Today we had an early start and went to the border to see the start of an international market day. Every Friday and Monday morning the border is opened and Haitians will rush the border with goods and foods to sell at the market. They will bring in furniture, food, clothes, shoes, or other goods into the Dominican. In return, people will bring the Haitians products that they need, such as ice. The most amazing part was seeing the women carry unbelievably large bags of goods on their heads! I was also surprised by the line of people that were waiting to bribe a guard to get into the country for work. I knew the system was generally corrupted but to see the corruption right before my eyes was a whole different experience.
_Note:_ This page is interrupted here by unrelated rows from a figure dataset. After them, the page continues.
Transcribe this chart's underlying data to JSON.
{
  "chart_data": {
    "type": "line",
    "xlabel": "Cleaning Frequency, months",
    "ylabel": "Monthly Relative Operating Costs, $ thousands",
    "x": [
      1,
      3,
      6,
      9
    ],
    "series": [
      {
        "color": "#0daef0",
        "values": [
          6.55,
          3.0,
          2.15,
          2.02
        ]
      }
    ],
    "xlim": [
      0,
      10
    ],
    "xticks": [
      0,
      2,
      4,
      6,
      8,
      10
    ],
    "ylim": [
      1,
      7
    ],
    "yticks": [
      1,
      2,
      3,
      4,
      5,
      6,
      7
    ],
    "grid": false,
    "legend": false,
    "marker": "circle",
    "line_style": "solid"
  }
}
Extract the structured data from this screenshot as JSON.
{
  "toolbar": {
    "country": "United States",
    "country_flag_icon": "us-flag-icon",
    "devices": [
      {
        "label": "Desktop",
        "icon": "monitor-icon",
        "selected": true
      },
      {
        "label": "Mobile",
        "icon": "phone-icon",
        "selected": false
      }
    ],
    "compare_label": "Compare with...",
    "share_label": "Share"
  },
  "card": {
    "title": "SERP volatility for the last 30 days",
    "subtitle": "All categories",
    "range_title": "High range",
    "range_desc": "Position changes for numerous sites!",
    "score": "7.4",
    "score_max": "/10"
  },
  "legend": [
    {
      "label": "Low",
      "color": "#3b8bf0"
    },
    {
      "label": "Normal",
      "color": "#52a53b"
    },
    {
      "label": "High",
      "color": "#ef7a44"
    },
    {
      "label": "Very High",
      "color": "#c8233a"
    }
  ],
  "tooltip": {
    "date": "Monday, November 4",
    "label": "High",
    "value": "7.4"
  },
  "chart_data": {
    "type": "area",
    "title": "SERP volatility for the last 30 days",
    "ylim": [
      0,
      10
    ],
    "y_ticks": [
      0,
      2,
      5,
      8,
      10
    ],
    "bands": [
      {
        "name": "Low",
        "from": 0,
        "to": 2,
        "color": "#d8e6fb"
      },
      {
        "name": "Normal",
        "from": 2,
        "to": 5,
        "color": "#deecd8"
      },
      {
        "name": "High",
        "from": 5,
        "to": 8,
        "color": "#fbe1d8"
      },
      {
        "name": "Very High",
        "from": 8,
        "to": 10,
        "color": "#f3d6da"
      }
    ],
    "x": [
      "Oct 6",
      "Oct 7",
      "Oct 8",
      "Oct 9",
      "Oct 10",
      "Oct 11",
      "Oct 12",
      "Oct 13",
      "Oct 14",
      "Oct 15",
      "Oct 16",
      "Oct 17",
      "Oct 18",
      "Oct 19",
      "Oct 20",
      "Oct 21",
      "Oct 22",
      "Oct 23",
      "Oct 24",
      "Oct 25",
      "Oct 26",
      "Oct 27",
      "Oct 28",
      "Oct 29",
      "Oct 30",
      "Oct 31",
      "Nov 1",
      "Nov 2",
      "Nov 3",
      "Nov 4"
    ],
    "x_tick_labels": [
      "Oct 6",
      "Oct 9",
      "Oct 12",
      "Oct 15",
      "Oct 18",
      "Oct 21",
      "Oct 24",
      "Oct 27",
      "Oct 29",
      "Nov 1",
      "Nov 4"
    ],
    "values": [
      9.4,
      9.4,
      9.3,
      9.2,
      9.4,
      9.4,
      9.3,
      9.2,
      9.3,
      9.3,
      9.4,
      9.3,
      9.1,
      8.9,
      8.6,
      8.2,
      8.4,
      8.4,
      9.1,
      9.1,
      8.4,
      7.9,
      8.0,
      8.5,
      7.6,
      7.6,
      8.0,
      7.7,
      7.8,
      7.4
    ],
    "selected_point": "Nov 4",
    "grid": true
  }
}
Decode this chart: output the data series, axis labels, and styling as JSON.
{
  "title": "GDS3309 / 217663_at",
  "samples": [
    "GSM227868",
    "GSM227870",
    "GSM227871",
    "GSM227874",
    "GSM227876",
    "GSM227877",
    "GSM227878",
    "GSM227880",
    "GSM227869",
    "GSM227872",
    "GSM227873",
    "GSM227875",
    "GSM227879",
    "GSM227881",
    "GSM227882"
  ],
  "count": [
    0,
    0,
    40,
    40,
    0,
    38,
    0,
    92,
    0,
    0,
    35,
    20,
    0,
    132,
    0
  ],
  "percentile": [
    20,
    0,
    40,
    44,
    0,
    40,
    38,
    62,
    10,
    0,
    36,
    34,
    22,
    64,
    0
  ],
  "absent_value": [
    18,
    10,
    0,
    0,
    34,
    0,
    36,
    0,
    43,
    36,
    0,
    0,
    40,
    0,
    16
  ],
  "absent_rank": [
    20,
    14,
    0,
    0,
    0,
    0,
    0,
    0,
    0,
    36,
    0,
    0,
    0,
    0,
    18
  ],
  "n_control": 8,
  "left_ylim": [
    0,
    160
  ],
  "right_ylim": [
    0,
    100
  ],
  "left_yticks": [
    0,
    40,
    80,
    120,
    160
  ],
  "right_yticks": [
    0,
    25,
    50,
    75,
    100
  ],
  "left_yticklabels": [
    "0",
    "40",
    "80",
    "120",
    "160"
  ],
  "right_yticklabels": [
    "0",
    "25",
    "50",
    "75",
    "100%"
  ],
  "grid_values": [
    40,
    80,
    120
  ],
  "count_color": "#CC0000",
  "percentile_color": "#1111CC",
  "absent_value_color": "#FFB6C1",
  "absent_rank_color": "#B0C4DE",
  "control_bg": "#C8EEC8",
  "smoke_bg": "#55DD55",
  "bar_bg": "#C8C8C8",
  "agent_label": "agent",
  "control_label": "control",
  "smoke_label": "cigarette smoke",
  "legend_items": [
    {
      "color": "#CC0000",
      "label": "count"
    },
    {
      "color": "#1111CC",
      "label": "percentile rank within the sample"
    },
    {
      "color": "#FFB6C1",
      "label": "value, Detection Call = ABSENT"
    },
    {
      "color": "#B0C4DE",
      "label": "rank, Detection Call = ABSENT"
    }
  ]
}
Next, we entered the chaos of the market. It probably didn’t help that I suffer from a slight case of claustrophobia, but the amount of Haitians bumping into me left and right was a tad overwhelming. However, I did leave with a pair of red shoes that I got to practice my bargaining skills for.
After the market we got right on a bus to head to the Batey. We took a public bus so that we could experience the checkpoints along the way. This bus ride was something I was not mentally prepared for—stop after stop with military personnel asking for your passport is a little nerve racking! As white Americans we were only asked twice, but others with darker skin had to constantly be on guard.
When we finally arrived at the Batey I was overcome with nerves. Entering such an unknown territory and experience was scary and I did not know what to expect. However, my nerves quickly subsided when I was ambushed by two adorable little girls yelling “Americanos! Montame!” meaning “Carry me!” I did just that, and all of a sudden there was a little girl in my arms wearing my sunglasses with the biggest grin on her face. (I soon realized that this was going to be the new theme of the week—carrying little girls around until they regretfully let you peel them off of you…)
We were then given a tour of the Batey, and later returned to our host families to settle in. Elsa, my host mom, was one of the wealthier members of the Batey. I was fortunate enough to have a closed off room to shower in, a generator for the nights when the Batey operated without electricity, and a latrine that was right behind house. Other host families did not have such resources and lived without many of these amenities.
We then had free time with the volunteers. We went into the “play,” which is a large dirt field where a lot of the kids go to socialize. It was interesting because we started to tell jokes and even though there was a language barrier, it was still easy to relate to and laugh with them. That was the point when I knew that the week would bring exciting new relationships and perspectives.